The H Street line carries about 3,000 riders per day. Despite the line's problems, that's actually not bad for such a short segment. It beats projections, and on a riders-per-mile basis its 1,600 per mile ranks in the middle of the pack compared to other US streetcar and light rail lines.

But the K Street line would be a juggernaut.

According to projections, the K Street segment would carry about 19,000 riders per day, or about 5,700 per mile. That's extraordinarily good.

How good? It's over three times the ridership of existing buses. Nationally, out of the roughly 40 light rail & streetcar systems in the US, only one has higher ridership per mile: Boston's Green Line, which runs in a subway through downtown Boston.

Boston's Green Line, the only light rail or streetcar system in the US with higher ridership/mile than the K Street segment. Image by the author.

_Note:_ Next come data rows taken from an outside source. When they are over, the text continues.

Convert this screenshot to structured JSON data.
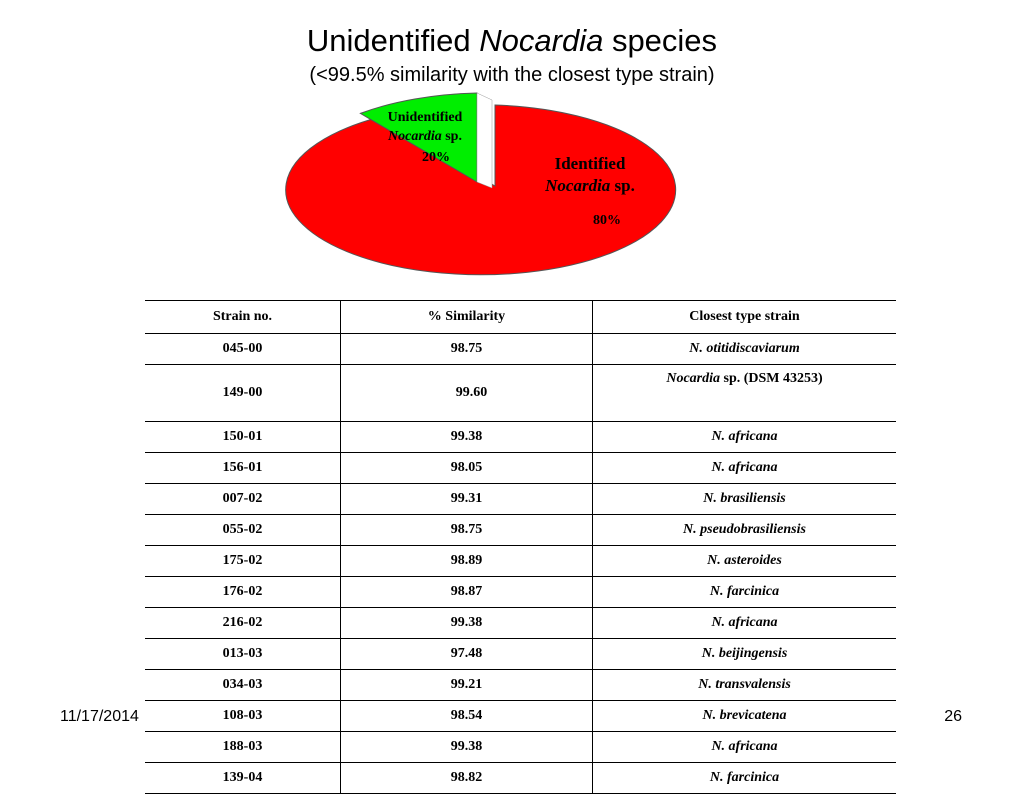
{
  "slide": {
    "title_plain": "Unidentified ",
    "title_italic": "Nocardia",
    "title_end": " species",
    "subtitle": "(<99.5% similarity with the closest type strain)",
    "date": "11/17/2014",
    "page": "26"
  },
  "chart_data": {
    "type": "pie",
    "slices": [
      {
        "label_line1": "Unidentified",
        "label_genus": "Nocardia",
        "label_suffix": " sp.",
        "value": 20,
        "value_label": "20%",
        "color": "#00ee00",
        "exploded": true
      },
      {
        "label_line1": "Identified",
        "label_genus": "Nocardia",
        "label_suffix": " sp.",
        "value": 80,
        "value_label": "80%",
        "color": "#ff0000",
        "exploded": false
      }
    ]
  },
  "table": {
    "headers": [
      "Strain no.",
      "% Similarity",
      "Closest type strain"
    ],
    "rows": [
      {
        "strain": "045-00",
        "similarity": "98.75",
        "closest": "N. otitidiscaviarum"
      },
      {
        "strain": "149-00",
        "similarity": "99.60",
        "closest_genus": "Nocardia",
        "closest_rest": " sp. (DSM 43253)"
      },
      {
        "strain": "150-01",
        "similarity": "99.38",
        "closest": "N. africana"
      },
      {
        "strain": "156-01",
        "similarity": "98.05",
        "closest": "N. africana"
      },
      {
        "strain": "007-02",
        "similarity": "99.31",
        "closest": "N. brasiliensis"
      },
      {
        "strain": "055-02",
        "similarity": "98.75",
        "closest": "N. pseudobrasiliensis"
      },
      {
        "strain": "175-02",
        "similarity": "98.89",
        "closest": "N. asteroides"
      },
      {
        "strain": "176-02",
        "similarity": "98.87",
        "closest": "N. farcinica"
      },
      {
        "strain": "216-02",
        "similarity": "99.38",
        "closest": "N. africana"
      },
      {
        "strain": "013-03",
        "similarity": "97.48",
        "closest": "N. beijingensis"
      },
      {
        "strain": "034-03",
        "similarity": "99.21",
        "closest": "N. transvalensis"
      },
      {
        "strain": "108-03",
        "similarity": "98.54",
        "closest": "N. brevicatena"
      },
      {
        "strain": "188-03",
        "similarity": "99.38",
        "closest": "N. africana"
      },
      {
        "strain": "139-04",
        "similarity": "98.82",
        "closest": "N. farcinica"
      }
    ]
  }
}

K Street would carry more riders per mile than San Francisco's Muni Metro, Seattle's light rail, Portland's light rail or streetcar, Philadelphia's trolleys… More than all of them.

Granted, that's comparing one segment in DC to entire systems elsewhere. San Francisco's best segment might be higher, for example. But the point is, the K Street line is extremely compelling. It's an entirely different animal than H Street.

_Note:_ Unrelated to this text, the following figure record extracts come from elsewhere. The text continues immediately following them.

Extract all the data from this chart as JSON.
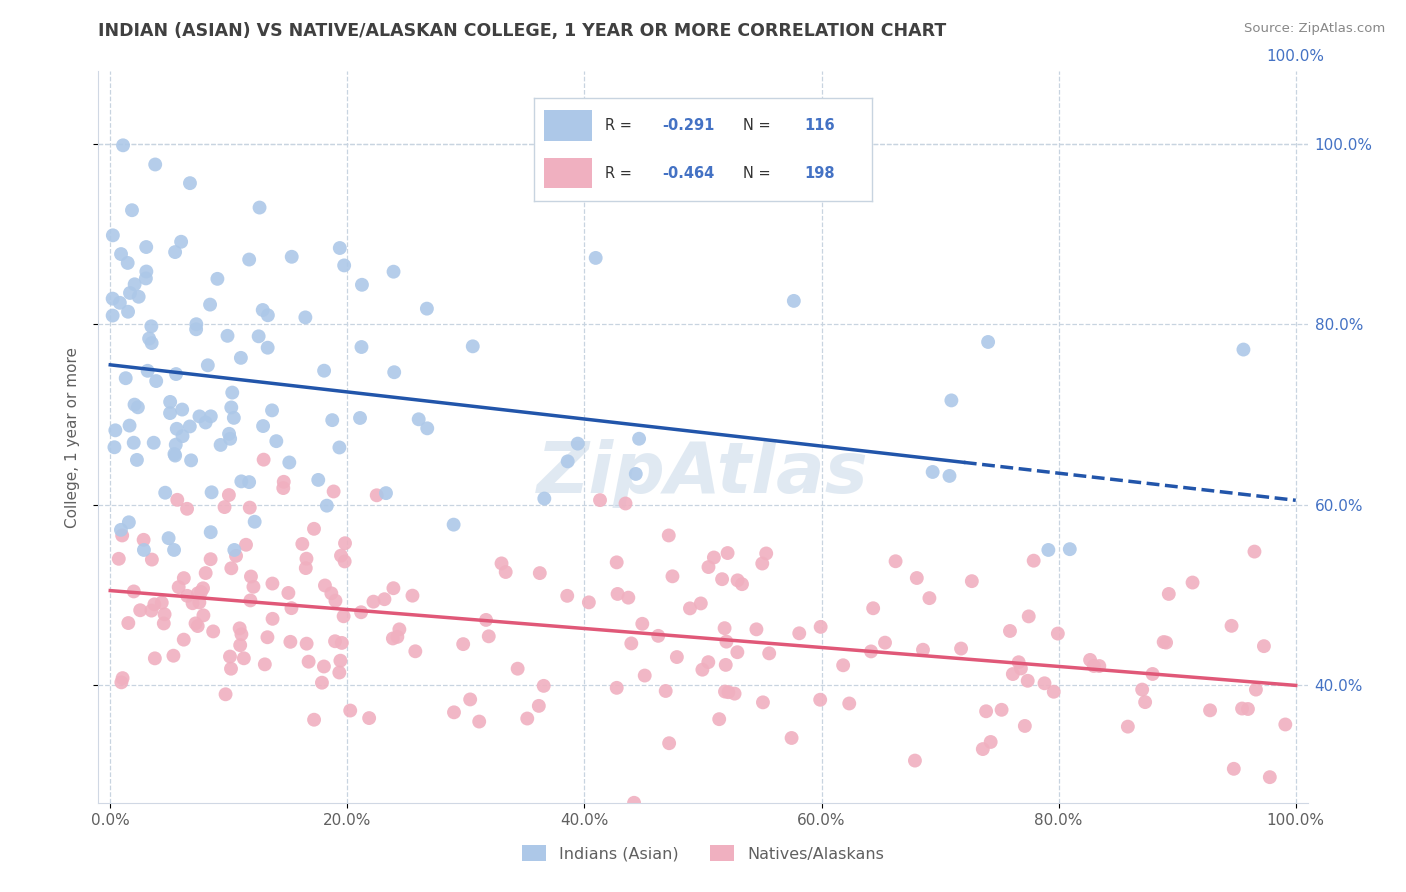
{
  "title": "INDIAN (ASIAN) VS NATIVE/ALASKAN COLLEGE, 1 YEAR OR MORE CORRELATION CHART",
  "source": "Source: ZipAtlas.com",
  "ylabel": "College, 1 year or more",
  "watermark": "ZipAtlas",
  "background_color": "#ffffff",
  "grid_color": "#c8d4e0",
  "blue_line_color": "#2255aa",
  "pink_line_color": "#e05878",
  "blue_scatter_color": "#adc8e8",
  "pink_scatter_color": "#f0b0c0",
  "legend_text_color": "#4472c4",
  "title_color": "#404040",
  "right_axis_color": "#4472c4",
  "n_blue": 116,
  "n_pink": 198,
  "R_blue": -0.291,
  "R_pink": -0.464,
  "blue_trend_start_y": 75.5,
  "blue_trend_end_y": 60.5,
  "blue_trend_solid_end_x": 72,
  "pink_trend_start_y": 50.5,
  "pink_trend_end_y": 40.0,
  "yticks": [
    40,
    60,
    80,
    100
  ],
  "xticks": [
    0,
    20,
    40,
    60,
    80,
    100
  ]
}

Build it, but a delay may be OK

For all the faults of the H Street streetcar, the K Street streetcar would be that good. Maybe better. If streetcars are ever going to become more than a novelty in DC, the K Street line is the one absolutely crucial segment.

But there is a convincing argument for not quite building it yet: Hopscotch Bridge, which the streetcar must cross to get from H Street into downtown, must be replaced first.

Hopscotch Bridge today, but not for much longer. Image by Matt Johnson licensed under Creative Commons.

Hopscotch Bridge will soon be torn down and replaced as part of Burnham Place, an ambitious new city neighborhood to be built above Union Station's tracks. Since the streetcar runs over the bridge, any extension west into downtown has to wait for the replacement bridge.

The bridge will cost about $200 million to replace. Mayor Bowser's initial budget proposal included $165 million for it in 2019 and 2020, but a big funding gap remained. The Council's budget (see line BR005C) increases that funding to $196 million, but pushes it out to 2021 and 2022.

In effect, it's going to be at least another five years before the bridge is replaced, meaning the K Street streetcar has to wait at least that long as well.

Ideally, enough money would be in the budget to simultaneously replace the bridge and build the K Street line. But that's a lot to ask sans a large infusion of outside money. Inside the constraints of the budget, it's not unreasonable to do it in phases.

Thus, some delay on streetcar funding for K Street is not the end of the world. It's unfortunate, and there's certainly a risk the line will never happen, but as long as the new bridge is designed to include tracks (and preferably built with them, in a dedicated lane), the next necessary step is still happening.

But in the meantime, planning and design work for K Street should continue. It's too important a line not to build.

Dan Malouff is a transportation planner for Arlington and an adjunct professor at George Washington University. He has a degree in urban planning from the University of Colorado and lives in Trinidad, DC. He runs BeyondDC and contributes to the Washington Post. Dan blogs to express personal views, and does not take part in GGWash's political endorsement decisions.